The U.S. Department of Labor forwarded $5 million Friday to the state so Delaware County could establish a permanent center focused on assisting the 1,000 dislocated refinery workers in finding new employment.
Over the past few months, ConocoPhillips and Sunoco Inc. administrators closed their Trainer and Marcus Hook refineries, respectively, impacting more than 1,200 direct employees.
County officials sought the funding to assist in providing re-employment services to these workers.
The National Emergency Grant award was granted to the Pennsylvania Department of Labor & Industry, which will transfer the funds to the Delaware County Office of Workforce Development.
“Anytime major employers shut their doors, communities suffer,” U.S. Secretary of Labor Hilda L. Solis said. “This federal grant aims to help lessen the negative impact of these closures by providing re-employment and retraining services so impacted workers can more effectively compete for new jobs in growing industries.”
Solis had received a letter from U.S. Rep. Patrick Meehan, R-7, of Upper Darby earlier this month.
“This grant would allow for the creation of a great asset to the community impacted by the closing of these refineries, and supporting these hardworking men and women is of the utmost importance,” he wrote at the time.
“Those who lost their jobs will be able to find new employment through these training programs designed to help them enhance the skills necessary to enter a new field of work,” Meehan wrote. “Not supporting these displaced workers would only do the local economy and market a great disservice.”
On Friday, the representative said he was pleased the funding was approved.
“This funding will provide relief and important services to workers and their families hurting after the refinery closures,” Meehan said. “This grant will provide career services, training and workshops to help get our workers back on the job.”
A transition center was installed at the United Steelworkers’ union hall in Linwood and opened March 1 to start providing computer classes and job search services.
“Any help that they can get is well needed,” said Thomas J. McGarrigle, Delaware County council chairman.
He said the details, such as where the County Workforce Office will locate the permanent center, will be worked out.
County Councilwoman Colleen Morrone was also pleased by this allocation.

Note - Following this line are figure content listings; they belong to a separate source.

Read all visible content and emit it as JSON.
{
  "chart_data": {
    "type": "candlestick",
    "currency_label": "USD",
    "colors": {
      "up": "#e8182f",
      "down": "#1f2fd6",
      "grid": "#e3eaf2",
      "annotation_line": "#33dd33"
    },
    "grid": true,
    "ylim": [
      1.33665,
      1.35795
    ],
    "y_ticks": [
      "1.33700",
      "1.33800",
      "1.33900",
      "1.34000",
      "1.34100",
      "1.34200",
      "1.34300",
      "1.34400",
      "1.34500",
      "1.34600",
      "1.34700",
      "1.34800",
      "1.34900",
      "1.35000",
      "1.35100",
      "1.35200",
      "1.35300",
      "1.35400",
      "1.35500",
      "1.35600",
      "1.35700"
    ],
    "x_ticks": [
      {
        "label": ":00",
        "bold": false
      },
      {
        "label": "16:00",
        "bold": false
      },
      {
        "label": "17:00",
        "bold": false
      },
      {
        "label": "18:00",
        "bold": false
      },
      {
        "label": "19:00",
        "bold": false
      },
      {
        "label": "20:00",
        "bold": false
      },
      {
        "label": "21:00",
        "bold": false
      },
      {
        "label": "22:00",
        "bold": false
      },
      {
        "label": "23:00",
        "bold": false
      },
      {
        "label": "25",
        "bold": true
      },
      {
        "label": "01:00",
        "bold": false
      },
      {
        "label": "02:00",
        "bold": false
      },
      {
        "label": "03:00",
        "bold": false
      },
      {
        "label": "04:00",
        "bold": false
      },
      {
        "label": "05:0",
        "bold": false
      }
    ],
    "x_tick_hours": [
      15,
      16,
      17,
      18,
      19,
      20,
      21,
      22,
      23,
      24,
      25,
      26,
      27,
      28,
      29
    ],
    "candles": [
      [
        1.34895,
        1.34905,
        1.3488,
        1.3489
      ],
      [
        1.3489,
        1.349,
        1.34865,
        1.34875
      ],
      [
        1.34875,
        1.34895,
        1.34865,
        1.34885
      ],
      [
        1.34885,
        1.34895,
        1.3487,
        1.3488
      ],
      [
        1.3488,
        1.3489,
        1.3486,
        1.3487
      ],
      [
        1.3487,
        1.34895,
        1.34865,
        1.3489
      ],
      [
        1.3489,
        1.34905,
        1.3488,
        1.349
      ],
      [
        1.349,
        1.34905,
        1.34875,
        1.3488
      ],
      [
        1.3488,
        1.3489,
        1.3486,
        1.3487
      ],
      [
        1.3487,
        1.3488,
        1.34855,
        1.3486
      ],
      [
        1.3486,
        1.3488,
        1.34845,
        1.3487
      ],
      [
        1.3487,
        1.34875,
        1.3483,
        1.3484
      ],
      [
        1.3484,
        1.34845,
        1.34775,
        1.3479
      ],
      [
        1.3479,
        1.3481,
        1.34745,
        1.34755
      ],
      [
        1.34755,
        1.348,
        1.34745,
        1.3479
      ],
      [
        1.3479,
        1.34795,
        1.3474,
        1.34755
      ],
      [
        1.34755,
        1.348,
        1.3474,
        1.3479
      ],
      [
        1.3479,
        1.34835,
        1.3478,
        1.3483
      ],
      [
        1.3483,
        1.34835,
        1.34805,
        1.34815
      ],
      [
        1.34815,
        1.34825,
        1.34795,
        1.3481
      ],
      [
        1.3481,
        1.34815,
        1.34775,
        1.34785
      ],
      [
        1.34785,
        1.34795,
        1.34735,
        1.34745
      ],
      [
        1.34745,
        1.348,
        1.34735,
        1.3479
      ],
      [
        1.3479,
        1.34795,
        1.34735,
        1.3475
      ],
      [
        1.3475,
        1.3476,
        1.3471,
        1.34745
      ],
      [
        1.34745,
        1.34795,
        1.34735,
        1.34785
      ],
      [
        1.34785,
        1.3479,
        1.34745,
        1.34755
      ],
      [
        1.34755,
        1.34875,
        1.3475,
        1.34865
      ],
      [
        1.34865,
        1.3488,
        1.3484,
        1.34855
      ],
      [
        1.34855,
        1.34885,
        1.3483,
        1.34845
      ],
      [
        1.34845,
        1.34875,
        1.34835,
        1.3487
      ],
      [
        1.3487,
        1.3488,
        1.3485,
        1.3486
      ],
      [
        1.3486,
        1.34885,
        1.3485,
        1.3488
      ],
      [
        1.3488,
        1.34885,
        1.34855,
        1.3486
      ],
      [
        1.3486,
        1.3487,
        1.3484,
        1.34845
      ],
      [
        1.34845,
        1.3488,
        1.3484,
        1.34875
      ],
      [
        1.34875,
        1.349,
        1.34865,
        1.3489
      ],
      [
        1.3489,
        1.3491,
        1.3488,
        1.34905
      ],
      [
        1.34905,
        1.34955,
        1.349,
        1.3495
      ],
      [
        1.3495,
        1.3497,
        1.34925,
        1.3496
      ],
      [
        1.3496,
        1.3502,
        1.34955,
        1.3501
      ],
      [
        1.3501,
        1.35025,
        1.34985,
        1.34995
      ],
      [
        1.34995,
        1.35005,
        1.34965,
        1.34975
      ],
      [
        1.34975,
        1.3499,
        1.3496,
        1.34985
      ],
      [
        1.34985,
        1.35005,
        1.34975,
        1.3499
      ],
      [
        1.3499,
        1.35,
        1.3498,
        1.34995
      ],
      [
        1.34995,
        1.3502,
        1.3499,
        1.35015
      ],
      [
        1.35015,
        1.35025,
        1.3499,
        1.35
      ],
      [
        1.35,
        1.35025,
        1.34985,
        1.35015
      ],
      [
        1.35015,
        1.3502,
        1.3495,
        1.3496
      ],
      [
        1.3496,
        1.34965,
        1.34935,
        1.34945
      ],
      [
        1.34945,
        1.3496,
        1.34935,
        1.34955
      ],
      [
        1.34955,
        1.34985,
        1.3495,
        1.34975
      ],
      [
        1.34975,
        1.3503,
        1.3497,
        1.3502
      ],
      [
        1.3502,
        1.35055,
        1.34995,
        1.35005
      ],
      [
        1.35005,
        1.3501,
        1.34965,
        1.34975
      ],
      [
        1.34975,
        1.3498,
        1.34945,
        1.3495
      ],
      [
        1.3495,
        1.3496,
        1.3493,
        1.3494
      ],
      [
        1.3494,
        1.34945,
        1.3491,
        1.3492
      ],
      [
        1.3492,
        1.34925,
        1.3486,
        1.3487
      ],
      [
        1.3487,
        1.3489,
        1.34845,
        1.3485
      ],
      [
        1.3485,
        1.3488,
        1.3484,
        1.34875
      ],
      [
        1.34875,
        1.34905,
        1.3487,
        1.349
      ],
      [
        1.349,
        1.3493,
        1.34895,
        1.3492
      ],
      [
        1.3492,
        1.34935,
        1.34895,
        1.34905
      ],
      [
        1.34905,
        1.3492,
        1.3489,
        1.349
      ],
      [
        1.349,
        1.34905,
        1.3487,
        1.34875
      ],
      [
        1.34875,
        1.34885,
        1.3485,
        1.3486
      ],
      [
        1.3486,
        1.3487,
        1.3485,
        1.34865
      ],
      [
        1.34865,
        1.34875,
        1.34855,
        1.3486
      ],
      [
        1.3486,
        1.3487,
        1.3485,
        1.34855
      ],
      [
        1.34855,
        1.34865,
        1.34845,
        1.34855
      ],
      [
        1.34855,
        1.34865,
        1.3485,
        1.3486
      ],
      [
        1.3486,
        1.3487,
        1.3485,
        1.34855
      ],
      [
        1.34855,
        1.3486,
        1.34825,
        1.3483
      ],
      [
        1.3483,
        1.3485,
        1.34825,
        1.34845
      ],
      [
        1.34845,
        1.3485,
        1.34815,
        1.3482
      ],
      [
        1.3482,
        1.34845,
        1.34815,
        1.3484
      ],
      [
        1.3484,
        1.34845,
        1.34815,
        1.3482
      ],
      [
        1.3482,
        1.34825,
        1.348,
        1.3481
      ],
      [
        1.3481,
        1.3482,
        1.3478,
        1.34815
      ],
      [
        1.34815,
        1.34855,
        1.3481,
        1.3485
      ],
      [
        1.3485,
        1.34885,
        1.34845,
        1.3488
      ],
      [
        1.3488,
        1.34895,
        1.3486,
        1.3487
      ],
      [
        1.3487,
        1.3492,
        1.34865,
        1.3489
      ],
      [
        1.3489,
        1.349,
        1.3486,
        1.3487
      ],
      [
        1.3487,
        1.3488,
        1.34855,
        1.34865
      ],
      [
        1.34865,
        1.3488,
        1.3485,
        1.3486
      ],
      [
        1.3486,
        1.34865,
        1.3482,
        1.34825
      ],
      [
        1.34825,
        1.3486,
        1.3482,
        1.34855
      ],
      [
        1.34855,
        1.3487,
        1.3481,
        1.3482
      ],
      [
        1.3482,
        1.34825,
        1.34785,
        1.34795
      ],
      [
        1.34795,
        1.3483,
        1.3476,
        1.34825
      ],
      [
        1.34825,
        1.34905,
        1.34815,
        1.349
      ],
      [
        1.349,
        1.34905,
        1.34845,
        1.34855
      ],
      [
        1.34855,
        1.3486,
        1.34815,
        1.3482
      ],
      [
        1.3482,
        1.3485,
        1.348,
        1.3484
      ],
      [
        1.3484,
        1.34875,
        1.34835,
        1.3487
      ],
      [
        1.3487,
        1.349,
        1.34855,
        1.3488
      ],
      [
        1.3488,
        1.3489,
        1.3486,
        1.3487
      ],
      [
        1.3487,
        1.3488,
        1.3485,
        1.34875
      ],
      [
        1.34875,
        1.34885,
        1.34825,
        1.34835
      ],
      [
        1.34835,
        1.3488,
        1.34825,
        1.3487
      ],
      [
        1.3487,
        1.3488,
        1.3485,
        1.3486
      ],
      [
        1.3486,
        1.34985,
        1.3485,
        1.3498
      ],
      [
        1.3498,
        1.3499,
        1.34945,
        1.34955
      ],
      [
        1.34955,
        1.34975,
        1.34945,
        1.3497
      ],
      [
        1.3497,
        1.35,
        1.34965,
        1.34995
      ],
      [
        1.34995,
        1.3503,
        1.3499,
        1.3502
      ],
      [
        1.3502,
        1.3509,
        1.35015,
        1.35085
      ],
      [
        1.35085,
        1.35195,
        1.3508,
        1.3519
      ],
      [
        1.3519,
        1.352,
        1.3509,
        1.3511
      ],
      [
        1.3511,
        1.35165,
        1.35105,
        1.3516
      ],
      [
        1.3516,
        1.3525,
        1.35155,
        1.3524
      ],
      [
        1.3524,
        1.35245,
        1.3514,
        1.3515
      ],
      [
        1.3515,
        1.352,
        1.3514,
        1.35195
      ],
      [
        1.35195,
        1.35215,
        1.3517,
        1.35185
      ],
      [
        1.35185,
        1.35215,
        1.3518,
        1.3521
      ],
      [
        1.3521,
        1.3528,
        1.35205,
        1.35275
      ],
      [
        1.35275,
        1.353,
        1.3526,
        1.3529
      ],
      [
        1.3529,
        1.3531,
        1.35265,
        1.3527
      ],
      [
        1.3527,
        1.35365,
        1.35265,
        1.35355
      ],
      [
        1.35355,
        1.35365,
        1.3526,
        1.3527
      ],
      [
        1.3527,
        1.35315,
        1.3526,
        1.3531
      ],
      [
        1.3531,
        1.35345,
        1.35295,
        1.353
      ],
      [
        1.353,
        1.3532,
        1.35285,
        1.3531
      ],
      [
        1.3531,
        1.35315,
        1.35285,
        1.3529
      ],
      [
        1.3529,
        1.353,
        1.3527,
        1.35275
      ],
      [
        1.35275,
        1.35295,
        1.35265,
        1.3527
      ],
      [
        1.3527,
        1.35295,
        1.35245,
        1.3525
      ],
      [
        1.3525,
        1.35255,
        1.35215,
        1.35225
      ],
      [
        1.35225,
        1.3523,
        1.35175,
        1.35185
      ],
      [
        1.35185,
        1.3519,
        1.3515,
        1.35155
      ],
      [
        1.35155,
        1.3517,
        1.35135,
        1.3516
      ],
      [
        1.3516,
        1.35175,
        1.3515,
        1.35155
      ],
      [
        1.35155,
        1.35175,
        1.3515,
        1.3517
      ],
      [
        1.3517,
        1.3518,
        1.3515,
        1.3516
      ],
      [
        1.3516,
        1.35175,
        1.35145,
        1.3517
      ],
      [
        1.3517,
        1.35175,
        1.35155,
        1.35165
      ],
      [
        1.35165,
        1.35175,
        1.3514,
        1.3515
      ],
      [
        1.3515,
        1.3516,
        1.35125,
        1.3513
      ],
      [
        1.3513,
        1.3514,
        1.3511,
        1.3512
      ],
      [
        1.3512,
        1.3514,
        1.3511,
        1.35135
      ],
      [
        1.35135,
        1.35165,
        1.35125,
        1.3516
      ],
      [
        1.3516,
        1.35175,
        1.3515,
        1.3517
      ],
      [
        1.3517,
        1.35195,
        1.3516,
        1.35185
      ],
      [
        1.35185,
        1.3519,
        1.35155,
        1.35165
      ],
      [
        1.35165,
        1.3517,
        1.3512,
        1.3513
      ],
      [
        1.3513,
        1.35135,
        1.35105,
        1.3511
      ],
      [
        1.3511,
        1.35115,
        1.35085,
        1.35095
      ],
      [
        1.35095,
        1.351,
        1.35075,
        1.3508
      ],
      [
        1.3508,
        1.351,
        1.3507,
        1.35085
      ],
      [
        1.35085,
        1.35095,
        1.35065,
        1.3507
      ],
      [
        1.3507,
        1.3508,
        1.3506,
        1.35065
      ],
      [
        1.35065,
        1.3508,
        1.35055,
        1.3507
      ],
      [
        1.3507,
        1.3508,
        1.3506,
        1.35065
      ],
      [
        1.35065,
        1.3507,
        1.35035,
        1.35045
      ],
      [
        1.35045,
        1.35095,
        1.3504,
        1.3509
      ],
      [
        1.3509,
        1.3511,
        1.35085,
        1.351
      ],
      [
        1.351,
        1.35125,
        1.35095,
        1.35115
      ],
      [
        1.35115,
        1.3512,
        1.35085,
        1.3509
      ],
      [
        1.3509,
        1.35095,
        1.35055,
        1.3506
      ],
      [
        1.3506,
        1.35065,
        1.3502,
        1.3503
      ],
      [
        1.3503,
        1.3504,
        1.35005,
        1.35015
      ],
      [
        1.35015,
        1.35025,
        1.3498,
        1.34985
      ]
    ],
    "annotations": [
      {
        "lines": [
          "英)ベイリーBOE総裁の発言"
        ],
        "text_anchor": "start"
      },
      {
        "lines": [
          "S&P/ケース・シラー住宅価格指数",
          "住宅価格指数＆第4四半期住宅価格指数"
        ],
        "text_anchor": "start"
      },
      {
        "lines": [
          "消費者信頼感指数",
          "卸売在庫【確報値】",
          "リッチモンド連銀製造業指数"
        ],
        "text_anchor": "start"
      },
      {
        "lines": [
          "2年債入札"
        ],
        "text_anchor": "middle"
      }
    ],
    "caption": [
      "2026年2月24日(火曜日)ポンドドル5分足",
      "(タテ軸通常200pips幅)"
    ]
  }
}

“This grant is excellent news for Delaware County and our workers,” she said. “We hope the end result is that every laid-off worker has a new job by the time this grant is done.”
The funding is meant to help refinery workers who live in Delaware, Bucks, Chester, Montgomery and Philadelphia counties in Pennsylvania, as well as Camden and Gloucester counties in New Jersey and New Castle County in Delaware.
National Emergency Grants are part of the U.S. Secretary of Labor’s discretionary fund. They are geared toward providing intensive employment-related services, such as occupational skills training, to help them re-enter the workforce.